One other thought- maybe impractical, but wondering if I could spray the bottom with closed cell foam, covering the framing members and all.
John
H'mm I have a way to support the camper with no floor in it or any lower sill plate on the bottom of the walls studs to allow the entire back end to come out if needed/wanted. But I need to know what you have to work with.

Do you have a hard surface, concrete or blacktop, spot big enough to support the tires of the camper and all the way to the back wall? Like a driveway or better, inside a barn/building?

Do you have 1 or 2 hydraulic jacks? Can be bottle jack or floor jack.
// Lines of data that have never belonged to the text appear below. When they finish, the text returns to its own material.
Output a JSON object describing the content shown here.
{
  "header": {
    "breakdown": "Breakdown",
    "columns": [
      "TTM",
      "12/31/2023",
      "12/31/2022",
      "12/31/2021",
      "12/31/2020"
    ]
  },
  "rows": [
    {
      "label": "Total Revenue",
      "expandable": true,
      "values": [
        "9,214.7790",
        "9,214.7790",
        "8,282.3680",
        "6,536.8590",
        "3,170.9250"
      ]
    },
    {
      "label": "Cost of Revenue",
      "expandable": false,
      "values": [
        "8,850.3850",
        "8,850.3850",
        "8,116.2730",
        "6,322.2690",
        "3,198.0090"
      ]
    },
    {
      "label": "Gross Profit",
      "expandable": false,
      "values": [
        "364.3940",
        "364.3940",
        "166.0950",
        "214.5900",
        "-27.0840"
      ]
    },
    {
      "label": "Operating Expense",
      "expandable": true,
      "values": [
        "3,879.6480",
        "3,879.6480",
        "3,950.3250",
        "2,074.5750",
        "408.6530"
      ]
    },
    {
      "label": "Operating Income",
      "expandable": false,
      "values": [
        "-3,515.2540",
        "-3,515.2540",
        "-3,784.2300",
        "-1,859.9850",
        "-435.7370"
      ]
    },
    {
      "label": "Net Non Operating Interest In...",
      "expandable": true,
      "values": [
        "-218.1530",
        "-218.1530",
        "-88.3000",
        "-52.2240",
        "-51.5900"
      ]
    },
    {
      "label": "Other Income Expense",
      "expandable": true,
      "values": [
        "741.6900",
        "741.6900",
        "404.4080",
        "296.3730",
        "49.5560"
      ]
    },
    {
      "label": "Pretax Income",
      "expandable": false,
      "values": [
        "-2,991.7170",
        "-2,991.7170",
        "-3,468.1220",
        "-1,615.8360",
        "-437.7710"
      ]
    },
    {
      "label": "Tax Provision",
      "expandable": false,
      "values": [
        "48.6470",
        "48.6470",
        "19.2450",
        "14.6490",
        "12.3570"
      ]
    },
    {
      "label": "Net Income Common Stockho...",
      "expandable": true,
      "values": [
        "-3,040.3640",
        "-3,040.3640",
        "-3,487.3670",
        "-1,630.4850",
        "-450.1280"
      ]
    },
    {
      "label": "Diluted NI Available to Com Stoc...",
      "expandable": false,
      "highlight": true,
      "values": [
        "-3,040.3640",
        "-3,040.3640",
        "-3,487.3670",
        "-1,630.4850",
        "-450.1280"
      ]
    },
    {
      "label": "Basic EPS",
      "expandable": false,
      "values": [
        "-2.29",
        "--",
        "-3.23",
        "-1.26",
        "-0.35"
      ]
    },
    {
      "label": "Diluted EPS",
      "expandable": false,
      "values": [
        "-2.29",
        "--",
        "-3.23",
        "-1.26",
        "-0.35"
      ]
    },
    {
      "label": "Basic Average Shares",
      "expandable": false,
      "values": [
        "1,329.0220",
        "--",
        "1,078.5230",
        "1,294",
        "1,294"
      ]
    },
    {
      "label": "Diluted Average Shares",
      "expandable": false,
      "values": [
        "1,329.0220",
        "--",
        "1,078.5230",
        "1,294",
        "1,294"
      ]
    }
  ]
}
And what ton capacity? Worst is to go buy some. A 10 ton bottle jack at certain stores does not cost much now a days.

There is a method on how to remove the entire slide floor of a camper with the slide still in the camper. This method could be adopted to holding the back end of the camper by the wall studs to allow the entire back part of the floor to come right out the back of the camper, fix the sill plates and slide new floor back in. The black membrane could stay in place.

Let me know what you have to work with and I'll type some more tonight and see if I can find the video on the slide floor removal method to be adopted to the back of a camper.